The vatch was sorely puzzled, and Pausert didn't blame it. The captain was quite sure there was nothing seriously wrong with the Sedmon, beyond a few bruises. He wasn't breathing the way someone would if he was knocked out. Nor—the real tip-off—was his clone acting at all anxious. In fact, he seemed immensely pleased.

"Please, Sedmon!" Hulik whimpered. "Please!"

Slowly, theatrically, the Sedmon opened his eyes. "What—happened?" he asked, putting on such an act of being dazed and confused that Pausert had to fight down a laugh.

"You saved us, Sedmon! Both of you, you saved us all!"

"Hey!" the Leewit interjected from the corner, annoyed enough to come out of her own shock. "Other people had something to do with that too!"

Hulik ignored her. "You were amazing!" she said. "Can you move?"

"I don't know," said the Sedmon, who started to sit up, then groaned. "My head!"

"Here, I'll get you both back to your ship," said Hulik tenderly, helping the prone one to his feet. "I'll take care of you until you feel better."

"Oh—thank you, lovely lady," the Sedmon breathed.

She blushed. Hulik blushed. Pausert could see Vezzarn's jaw sagging. His own jaw was pretty loose, too.

"We need to get you both lying down," she told them. "You might have gotten hurt somewhere else—"

Pausert felt a gentle tug on his sleeve. "Come over here, Captain, and we'll see to that," said Dame Ethulassia, tugging on his good elbow and pointing to the wound on his other arm. "I realize that the do Eldel is normally your ship's medic. But—ha! No use trying to get her attention right now."

She coaxed Pausert over to sit down beside Vezzarn, and began cutting his shirtsleeve away. He yelled as she pulled the cloth out of the wound. She ignored him just as resolutely as she ignored the corpse of her former paramour Vonard Kleesp.

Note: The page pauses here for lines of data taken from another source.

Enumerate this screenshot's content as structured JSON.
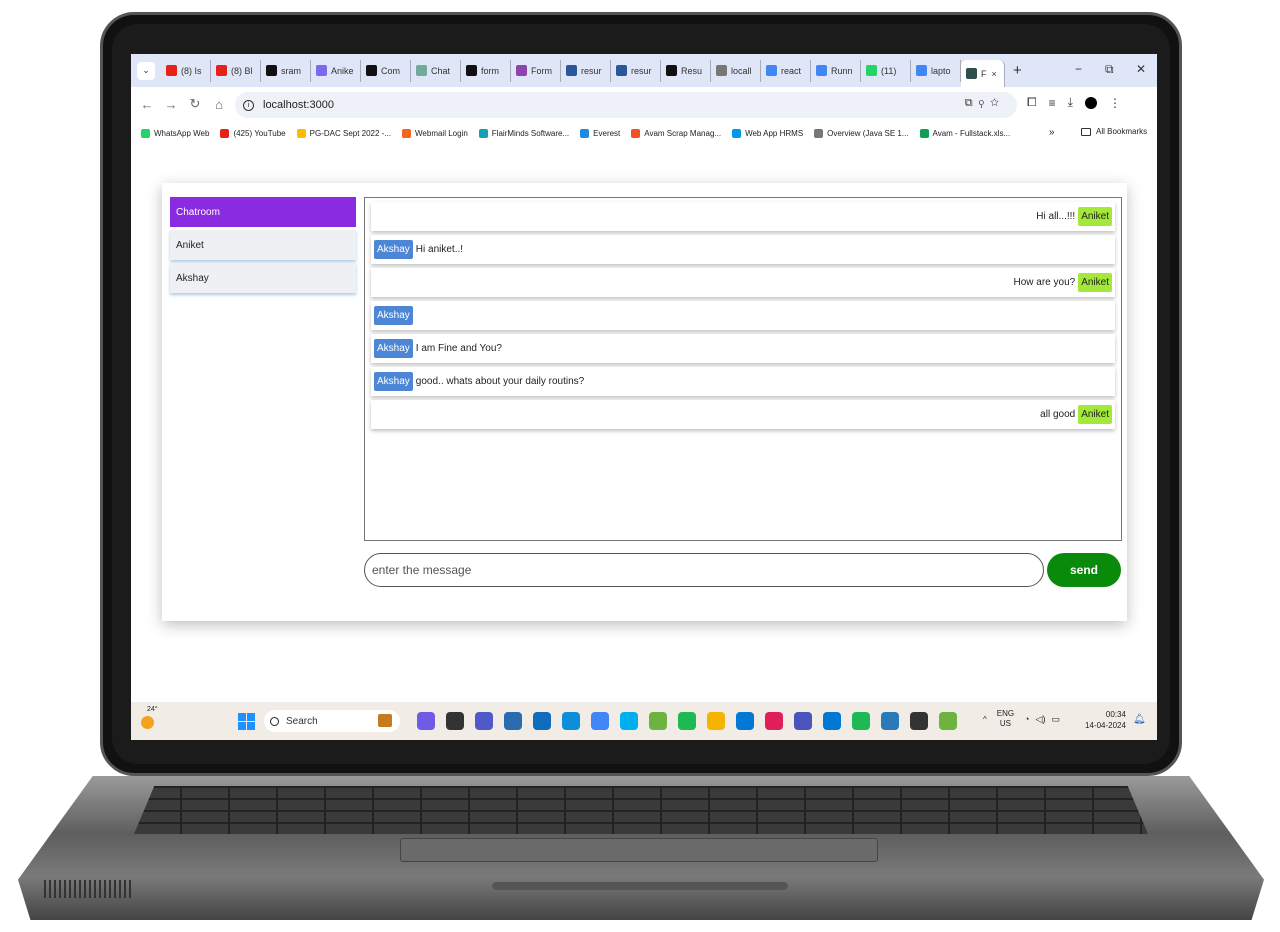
{
  "browser": {
    "tabs": [
      {
        "label": "(8) Is",
        "icon": "youtube-icon",
        "color": "#e62117"
      },
      {
        "label": "(8) Bl",
        "icon": "youtube-icon",
        "color": "#e62117"
      },
      {
        "label": "sram",
        "icon": "github-icon",
        "color": "#111111"
      },
      {
        "label": "Anike",
        "icon": "github-user-icon",
        "color": "#7b68ee"
      },
      {
        "label": "Com",
        "icon": "github-icon",
        "color": "#111111"
      },
      {
        "label": "Chat",
        "icon": "chatgpt-icon",
        "color": "#74aa9c"
      },
      {
        "label": "form",
        "icon": "circle-icon",
        "color": "#111111"
      },
      {
        "label": "Form",
        "icon": "formik-icon",
        "color": "#8e44ad"
      },
      {
        "label": "resur",
        "icon": "word-icon",
        "color": "#2b579a"
      },
      {
        "label": "resur",
        "icon": "word-icon",
        "color": "#2b579a"
      },
      {
        "label": "Resu",
        "icon": "github-icon",
        "color": "#111111"
      },
      {
        "label": "locall",
        "icon": "globe-icon",
        "color": "#777777"
      },
      {
        "label": "react",
        "icon": "google-icon",
        "color": "#4285f4"
      },
      {
        "label": "Runn",
        "icon": "google-icon",
        "color": "#4285f4"
      },
      {
        "label": "(11)",
        "icon": "whatsapp-icon",
        "color": "#25d366"
      },
      {
        "label": "lapto",
        "icon": "google-icon",
        "color": "#4285f4"
      }
    ],
    "active_tab": {
      "label": "F",
      "close": "×"
    },
    "new_tab": "+",
    "window_controls": {
      "minimize": "−",
      "restore": "⧉",
      "close": "✕"
    },
    "url": "localhost:3000",
    "bookmarks": [
      {
        "label": "WhatsApp Web",
        "color": "#25d366"
      },
      {
        "label": "(425) YouTube",
        "color": "#e62117"
      },
      {
        "label": "PG-DAC Sept 2022 -...",
        "color": "#fbbc04"
      },
      {
        "label": "Webmail Login",
        "color": "#f26522"
      },
      {
        "label": "FlairMinds Software...",
        "color": "#0fa3b1"
      },
      {
        "label": "Everest",
        "color": "#1e88e5"
      },
      {
        "label": "Avam Scrap Manag...",
        "color": "#f25022"
      },
      {
        "label": "Web App HRMS",
        "color": "#0099e5"
      },
      {
        "label": "Overview (Java SE 1...",
        "color": "#777777"
      },
      {
        "label": "Avam - Fullstack.xls...",
        "color": "#0f9d58"
      }
    ],
    "bookmarks_more": "»",
    "all_bookmarks": "All Bookmarks"
  },
  "app": {
    "sidebar": [
      {
        "label": "Chatroom",
        "active": true
      },
      {
        "label": "Aniket",
        "active": false
      },
      {
        "label": "Akshay",
        "active": false
      }
    ],
    "messages": [
      {
        "sender": "Aniket",
        "text": "Hi all...!!!",
        "side": "right"
      },
      {
        "sender": "Akshay",
        "text": "Hi aniket..!",
        "side": "left"
      },
      {
        "sender": "Aniket",
        "text": "How are you?",
        "side": "right"
      },
      {
        "sender": "Akshay",
        "text": "",
        "side": "left"
      },
      {
        "sender": "Akshay",
        "text": "I am Fine and You?",
        "side": "left"
      },
      {
        "sender": "Akshay",
        "text": "good.. whats about your daily routins?",
        "side": "left"
      },
      {
        "sender": "Aniket",
        "text": "all good",
        "side": "right"
      }
    ],
    "input_placeholder": "enter the message",
    "send_label": "send",
    "colors": {
      "chatroom_active": "#8a2be2",
      "akshay_badge": "#4e86d6",
      "aniket_badge": "#a4e83a",
      "send_button": "#0a8a0a"
    }
  },
  "taskbar": {
    "temperature": "24°",
    "search_placeholder": "Search",
    "apps": [
      {
        "name": "copilot-icon",
        "color": "#6e5ce6"
      },
      {
        "name": "files-icon",
        "color": "#333333"
      },
      {
        "name": "teams-icon",
        "color": "#5059c9"
      },
      {
        "name": "store-icon",
        "color": "#2b6cb0"
      },
      {
        "name": "mail-icon",
        "color": "#0f6cbd"
      },
      {
        "name": "edge-icon",
        "color": "#0c8ed9"
      },
      {
        "name": "chrome-icon",
        "color": "#4285f4"
      },
      {
        "name": "skype-icon",
        "color": "#00aff0"
      },
      {
        "name": "spring-icon",
        "color": "#6db33f"
      },
      {
        "name": "spotify-icon",
        "color": "#1db954"
      },
      {
        "name": "explorer-icon",
        "color": "#f4b400"
      },
      {
        "name": "vscode-icon",
        "color": "#0078d4"
      },
      {
        "name": "slack-icon",
        "color": "#e01e5a"
      },
      {
        "name": "teams2-icon",
        "color": "#4b53bc"
      },
      {
        "name": "outlook-icon",
        "color": "#0078d4"
      },
      {
        "name": "spotify2-icon",
        "color": "#1db954"
      },
      {
        "name": "notepad-icon",
        "color": "#2a7ab9"
      },
      {
        "name": "terminal-icon",
        "color": "#333333"
      },
      {
        "name": "spring2-icon",
        "color": "#6db33f"
      }
    ],
    "tray_chevron": "^",
    "language": {
      "line1": "ENG",
      "line2": "US"
    },
    "time": "00:34",
    "date": "14-04-2024"
  }
}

"Here, Captain," said someone—Richard Cravan, from the rich-sounding voice—handing him a cup of something. He drank it, and felt a pleasant numbness begin immediately.

"What—" he asked, thickly, "What happened to Hulik ?"

" Remember that I said she was in love, but hadn't realized it yet?" asked Ethulassia. "Well, she just realized it. So did he. They, I mean. Hence the act." One corner of her mouth came up in a sardonic little smile. "I'm glad we never gave either man a speaking role—I've never seen such a terrible bit of overacting."

Pausert blinked. He'd already deduced as much himself, but now that he really thought about it . . .

"Hulik? But—" his mind grappled feebly with the ramifications involved. "There's six of them!"

Ethulassia raised her eyebrow. "Sextuplets? Must be clones, I think. Either way . . ." Her other eyebrow raised. "Adventurous lass!"